Data Vision

  • Comments posted to this topic are about the item Data Vision

  • Do we not do that already to at least some rudimentary level?

    For example, we have Burn Charts in Scrum that can be calculated automatically and generate emails upon reaching of thresholds, MTTF (Mean Time To Failure) analysis built in to support systems even event log analysers.

    I know that these are simpler than, perhaps, what Steve is suggesting. I think that at the most simplest of levels that we are already on this path. My interpretation of what Steve is saying is that we are marching down this road and could be further down it than many of us realise and each of us should consider taking us further.

    Gaz

    -- Stop your grinnin' and drop your linen...they're everywhere!!!

  • I think the use of Machine Learning in ETL systems needs to be a bit more subtle than formatting errors. Formatting and data errors are easy enough to pick up and should be coded in to the ETL process by anyone who knows what they're doing.

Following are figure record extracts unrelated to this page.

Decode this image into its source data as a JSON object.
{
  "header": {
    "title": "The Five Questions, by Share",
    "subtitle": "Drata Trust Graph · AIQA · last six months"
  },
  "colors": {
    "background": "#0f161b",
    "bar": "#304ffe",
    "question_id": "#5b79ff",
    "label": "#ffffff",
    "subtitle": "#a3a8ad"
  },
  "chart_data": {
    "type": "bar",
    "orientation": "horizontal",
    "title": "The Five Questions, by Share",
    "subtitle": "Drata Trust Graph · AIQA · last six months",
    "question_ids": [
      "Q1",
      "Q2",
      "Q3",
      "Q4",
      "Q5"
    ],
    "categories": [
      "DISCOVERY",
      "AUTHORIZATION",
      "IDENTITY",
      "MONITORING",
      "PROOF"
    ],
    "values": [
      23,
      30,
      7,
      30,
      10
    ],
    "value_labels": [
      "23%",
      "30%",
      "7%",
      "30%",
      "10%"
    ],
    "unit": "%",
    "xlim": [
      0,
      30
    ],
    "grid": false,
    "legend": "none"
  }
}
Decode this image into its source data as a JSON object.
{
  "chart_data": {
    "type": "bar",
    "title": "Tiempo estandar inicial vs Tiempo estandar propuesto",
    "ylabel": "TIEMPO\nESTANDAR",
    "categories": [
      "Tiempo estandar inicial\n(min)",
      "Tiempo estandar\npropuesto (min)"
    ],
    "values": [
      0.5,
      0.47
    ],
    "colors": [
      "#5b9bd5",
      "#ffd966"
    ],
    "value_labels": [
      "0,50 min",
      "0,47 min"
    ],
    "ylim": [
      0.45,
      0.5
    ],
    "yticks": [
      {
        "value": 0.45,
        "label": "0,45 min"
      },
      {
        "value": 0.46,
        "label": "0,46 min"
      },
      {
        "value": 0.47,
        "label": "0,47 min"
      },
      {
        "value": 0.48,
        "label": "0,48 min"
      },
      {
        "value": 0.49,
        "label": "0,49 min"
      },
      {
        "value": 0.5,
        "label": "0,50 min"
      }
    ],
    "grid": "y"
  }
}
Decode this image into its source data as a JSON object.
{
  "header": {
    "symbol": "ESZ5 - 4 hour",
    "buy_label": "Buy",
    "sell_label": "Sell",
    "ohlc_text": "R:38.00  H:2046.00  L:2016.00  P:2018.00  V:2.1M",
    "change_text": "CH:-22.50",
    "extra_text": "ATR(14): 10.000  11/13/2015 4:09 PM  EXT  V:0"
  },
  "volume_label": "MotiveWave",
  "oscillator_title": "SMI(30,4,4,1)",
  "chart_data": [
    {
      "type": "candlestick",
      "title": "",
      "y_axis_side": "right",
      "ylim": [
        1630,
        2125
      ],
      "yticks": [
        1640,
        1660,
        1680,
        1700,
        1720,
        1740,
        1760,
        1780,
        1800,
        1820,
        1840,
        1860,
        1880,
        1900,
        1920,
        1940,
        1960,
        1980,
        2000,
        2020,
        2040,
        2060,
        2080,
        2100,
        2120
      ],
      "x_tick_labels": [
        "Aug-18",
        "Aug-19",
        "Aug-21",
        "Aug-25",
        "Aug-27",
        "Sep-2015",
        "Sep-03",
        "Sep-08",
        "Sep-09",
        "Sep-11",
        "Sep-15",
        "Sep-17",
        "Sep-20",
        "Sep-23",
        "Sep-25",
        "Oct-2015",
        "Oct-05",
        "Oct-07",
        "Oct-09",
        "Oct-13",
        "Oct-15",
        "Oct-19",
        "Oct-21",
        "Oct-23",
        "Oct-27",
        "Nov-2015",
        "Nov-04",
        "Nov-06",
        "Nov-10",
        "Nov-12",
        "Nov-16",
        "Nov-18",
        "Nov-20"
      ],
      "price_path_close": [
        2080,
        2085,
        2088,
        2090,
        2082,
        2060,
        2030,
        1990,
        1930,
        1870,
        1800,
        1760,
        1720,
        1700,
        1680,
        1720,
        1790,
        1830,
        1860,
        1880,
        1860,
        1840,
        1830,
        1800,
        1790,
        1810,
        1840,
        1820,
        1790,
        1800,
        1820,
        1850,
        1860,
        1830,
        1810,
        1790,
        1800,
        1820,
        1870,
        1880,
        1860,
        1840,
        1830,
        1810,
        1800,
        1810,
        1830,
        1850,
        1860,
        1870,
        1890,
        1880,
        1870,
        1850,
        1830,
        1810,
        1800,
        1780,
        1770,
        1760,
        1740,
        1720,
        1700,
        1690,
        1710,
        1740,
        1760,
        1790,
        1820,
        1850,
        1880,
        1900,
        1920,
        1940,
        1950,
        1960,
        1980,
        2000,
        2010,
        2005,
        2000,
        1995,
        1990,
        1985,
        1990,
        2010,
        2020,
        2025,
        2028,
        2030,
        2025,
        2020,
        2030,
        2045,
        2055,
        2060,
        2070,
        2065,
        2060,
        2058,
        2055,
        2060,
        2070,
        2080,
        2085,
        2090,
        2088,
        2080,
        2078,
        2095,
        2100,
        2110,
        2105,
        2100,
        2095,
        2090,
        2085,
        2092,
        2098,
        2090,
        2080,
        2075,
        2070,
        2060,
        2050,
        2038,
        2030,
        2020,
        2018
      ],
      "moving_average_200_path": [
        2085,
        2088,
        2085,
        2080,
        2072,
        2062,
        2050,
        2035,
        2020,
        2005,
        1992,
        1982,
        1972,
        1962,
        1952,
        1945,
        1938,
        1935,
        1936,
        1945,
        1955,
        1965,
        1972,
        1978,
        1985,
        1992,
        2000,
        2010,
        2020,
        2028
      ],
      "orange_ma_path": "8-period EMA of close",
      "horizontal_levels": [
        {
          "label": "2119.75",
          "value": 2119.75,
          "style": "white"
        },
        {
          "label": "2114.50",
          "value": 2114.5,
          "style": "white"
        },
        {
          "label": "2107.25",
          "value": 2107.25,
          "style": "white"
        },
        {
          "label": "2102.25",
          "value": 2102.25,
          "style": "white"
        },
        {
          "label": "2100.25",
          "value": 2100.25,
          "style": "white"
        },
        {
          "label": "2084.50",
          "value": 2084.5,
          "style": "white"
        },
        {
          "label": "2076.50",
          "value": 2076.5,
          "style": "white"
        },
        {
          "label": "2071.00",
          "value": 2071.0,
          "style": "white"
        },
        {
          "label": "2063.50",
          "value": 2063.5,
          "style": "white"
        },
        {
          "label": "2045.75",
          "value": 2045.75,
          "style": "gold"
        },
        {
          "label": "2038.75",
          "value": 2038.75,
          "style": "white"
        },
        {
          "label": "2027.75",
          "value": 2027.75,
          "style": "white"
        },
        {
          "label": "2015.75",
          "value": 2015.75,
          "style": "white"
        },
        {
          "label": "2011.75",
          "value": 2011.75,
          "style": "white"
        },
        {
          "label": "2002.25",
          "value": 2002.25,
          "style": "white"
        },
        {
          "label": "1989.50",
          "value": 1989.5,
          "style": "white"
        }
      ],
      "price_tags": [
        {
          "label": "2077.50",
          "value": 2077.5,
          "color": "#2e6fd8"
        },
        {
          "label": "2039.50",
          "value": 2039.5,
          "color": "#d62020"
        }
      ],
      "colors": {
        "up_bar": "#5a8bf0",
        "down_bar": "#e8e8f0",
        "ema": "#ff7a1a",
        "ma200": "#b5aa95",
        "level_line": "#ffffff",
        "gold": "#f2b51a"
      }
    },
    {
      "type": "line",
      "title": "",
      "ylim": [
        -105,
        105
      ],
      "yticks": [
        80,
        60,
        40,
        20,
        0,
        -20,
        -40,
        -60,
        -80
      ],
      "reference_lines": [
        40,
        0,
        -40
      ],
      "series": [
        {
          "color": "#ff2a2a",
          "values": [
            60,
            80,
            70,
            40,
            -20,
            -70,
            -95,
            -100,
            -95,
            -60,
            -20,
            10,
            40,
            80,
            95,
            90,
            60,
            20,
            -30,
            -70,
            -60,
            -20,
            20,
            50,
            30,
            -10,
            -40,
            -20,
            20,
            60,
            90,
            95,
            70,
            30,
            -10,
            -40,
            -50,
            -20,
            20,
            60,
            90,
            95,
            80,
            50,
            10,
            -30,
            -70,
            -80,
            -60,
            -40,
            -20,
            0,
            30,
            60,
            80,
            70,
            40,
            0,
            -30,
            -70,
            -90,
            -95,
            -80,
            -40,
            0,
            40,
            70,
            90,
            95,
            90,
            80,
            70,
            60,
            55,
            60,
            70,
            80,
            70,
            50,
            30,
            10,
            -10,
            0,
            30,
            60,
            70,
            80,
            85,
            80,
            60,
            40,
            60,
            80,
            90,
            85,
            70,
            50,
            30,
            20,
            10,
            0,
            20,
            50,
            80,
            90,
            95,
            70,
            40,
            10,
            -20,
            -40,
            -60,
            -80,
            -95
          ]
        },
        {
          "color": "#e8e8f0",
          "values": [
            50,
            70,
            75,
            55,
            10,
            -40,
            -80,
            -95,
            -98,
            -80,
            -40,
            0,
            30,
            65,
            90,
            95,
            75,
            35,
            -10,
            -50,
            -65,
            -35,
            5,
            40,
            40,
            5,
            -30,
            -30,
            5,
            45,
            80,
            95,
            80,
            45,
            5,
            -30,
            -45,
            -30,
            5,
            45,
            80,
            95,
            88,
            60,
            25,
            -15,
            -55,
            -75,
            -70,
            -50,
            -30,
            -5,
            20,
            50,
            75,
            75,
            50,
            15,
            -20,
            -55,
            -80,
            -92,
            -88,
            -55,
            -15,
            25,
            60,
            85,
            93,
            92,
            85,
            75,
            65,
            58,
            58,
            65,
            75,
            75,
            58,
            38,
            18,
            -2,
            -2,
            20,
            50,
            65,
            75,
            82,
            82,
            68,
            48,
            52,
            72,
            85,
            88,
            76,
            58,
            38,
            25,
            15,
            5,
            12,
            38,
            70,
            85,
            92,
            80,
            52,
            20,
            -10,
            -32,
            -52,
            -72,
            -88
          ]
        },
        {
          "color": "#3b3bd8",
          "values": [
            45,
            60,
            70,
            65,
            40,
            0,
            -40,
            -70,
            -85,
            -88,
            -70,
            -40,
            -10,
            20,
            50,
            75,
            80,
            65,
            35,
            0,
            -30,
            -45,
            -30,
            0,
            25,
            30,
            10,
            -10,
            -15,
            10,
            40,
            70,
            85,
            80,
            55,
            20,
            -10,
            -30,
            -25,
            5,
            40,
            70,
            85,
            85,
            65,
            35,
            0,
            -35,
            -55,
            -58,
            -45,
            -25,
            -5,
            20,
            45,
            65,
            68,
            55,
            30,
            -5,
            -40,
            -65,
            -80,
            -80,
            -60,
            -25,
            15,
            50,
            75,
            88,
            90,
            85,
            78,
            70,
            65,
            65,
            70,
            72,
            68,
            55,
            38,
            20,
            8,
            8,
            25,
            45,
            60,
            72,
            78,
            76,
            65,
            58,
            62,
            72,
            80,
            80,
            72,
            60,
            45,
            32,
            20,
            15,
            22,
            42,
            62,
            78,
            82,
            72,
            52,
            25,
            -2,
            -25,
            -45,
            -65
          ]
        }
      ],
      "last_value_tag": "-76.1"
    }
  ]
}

    Other errors can be much more difficult to predict and it is these which the system should be trained to look for data which deviates from the "normal". For a data warehouse load examples might be:

    - Unusually high volumes of dimension updates

    - Historic sales appearing in the feed when yesterdays sales were expected

    - All customer names are suddenly a maximum of 5 characters long

    - Sales codes have jumped from "FGH000342" to "FGH010453"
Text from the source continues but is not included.